In the Asia Pacific region, the provider operates across 13 countries, with their regional head office in Singapore and Cisco and Dell EMC ranking among the partners strongest vendor alliances.
To facilitate future growth, WWT has continued to expand its operations across the region recently, with the opening of a new sales office in Singapore, as well as the expansion of its Singapore technology centre.
As reported by Channel Asia, the Singapore technology centre is a 48,493-square foot facility that includes an 8,673 square foot lab environment offering logistics and integration services, providing solutions in areas of collaboration, compute and cloud, mobility, networking, security, software and storage.
“We are continuing to grow our capabilities to meet the need of our global enterprise customers,” said Mistry. “The key focus areas have been around cloud, automation, software-defined services, networks, and storage.
“We will also be focusing on security and will continue to grow that capability across the region.”
According to Mistry, WWT is also looking at expanding its reach to other Asia Pacific cities, “we are doing that to provide more systems integration and advisory services to our customers.”
Another area of expansion for the company is building centres of excellence in key locations around digitalisation, digital transformation, artificial intelligence (AI), and the Tnternet of Things (IoT).
“We are engaging with regional enterprises to help them also realise their digital transformation aspirations,” said Mistry.
The nature of digital disruption is driving the organisation to scale much quicker than before, as customer demands continue to increase.
“We are interacting directly with the business departments these days, as opposed to the technology departments,” said Mistry.
“The reason for this is that we are finding that the business departments are the ones that are owning the digital transformation vision, as well as the budget.”
Mistry sees WWT attracting rival business in the region because of the launch of their advanced technology centre, a key contributor of this is the lack of available regional talent and resources in the market.

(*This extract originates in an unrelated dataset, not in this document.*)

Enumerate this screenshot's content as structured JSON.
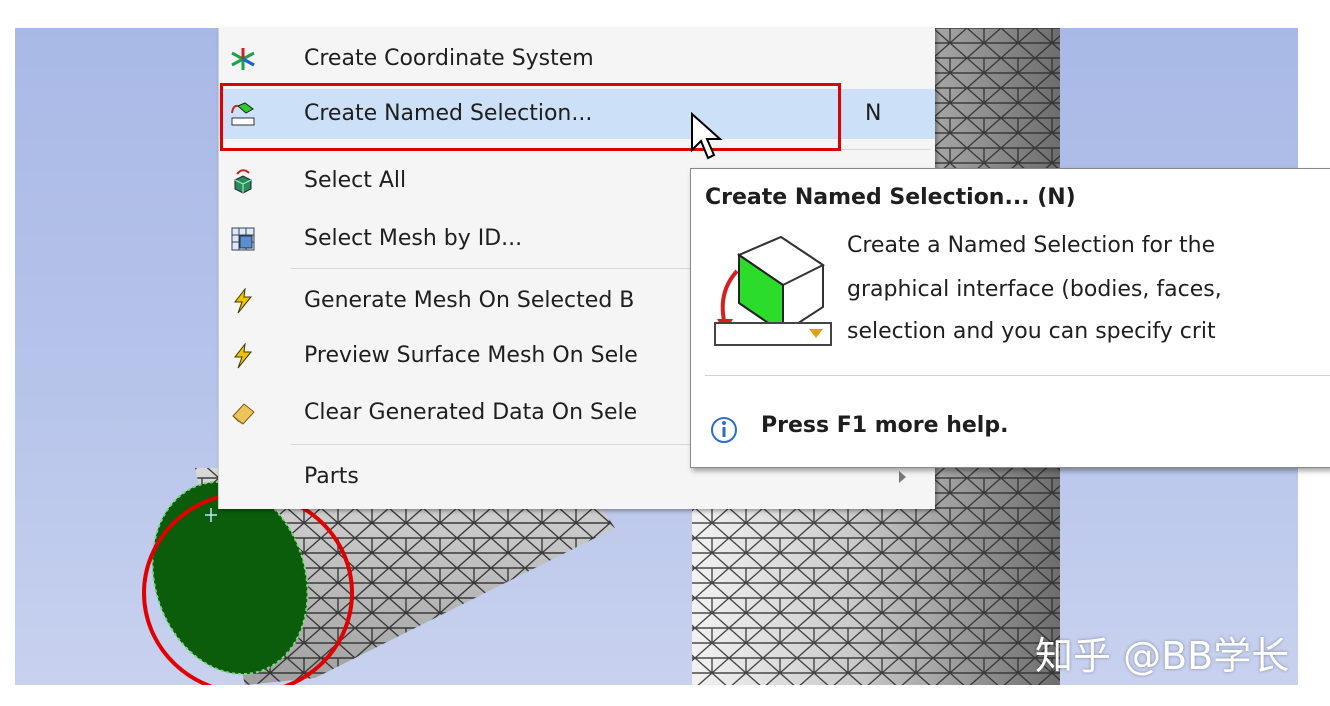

“Which is holding back the industry and a lot of the innovation that customers are aspiring to,” said Mistry. “The regional skills gap is especially pronounced when it comes to areas such as automation, machine learning, and AI.
“There is very good technology out there but very few experienced practitioners.”
As a result of this, WWT finds it necessary to bring a lot of expertise in these domains from other regions to help clients source opportunities across Asia Pacific.
The skills gap is a worldwide challenge and not unique to this region, but it is especially pronounced in Southeast Asia, specifically around machine learning and AI.
“I think for automation, there are more and more skilled individuals starting to become available, especially coming out of China and India,” said Mistry. “In general, there seems to be a lack of experience.”
However, it is not all doom and gloom, with Australia providing adequate automation talent and India for its big data, machine learning, and AI talent.
With a young workforce and increasing levels of investment, there is a great opportunity to drive more global innovation out of Southeast Asia.
“We have seen that with our investments in Singapore, and our talents and development capabilities coming onto the marketplace,” said Mistry. “I feel strongly that both the partners and organisations like us need to really focus in on that and embrace it.
“That needs to be done jointly. There is a real big opportunity there.”
However, challenges still persist, especially around compliance, “channel partners really need to work together with the customers and for authorities and regulators to be able to find the right information,” said Mistry.
“We also need to work together to address the digital talent gap as it continues to hold back digital innovation.”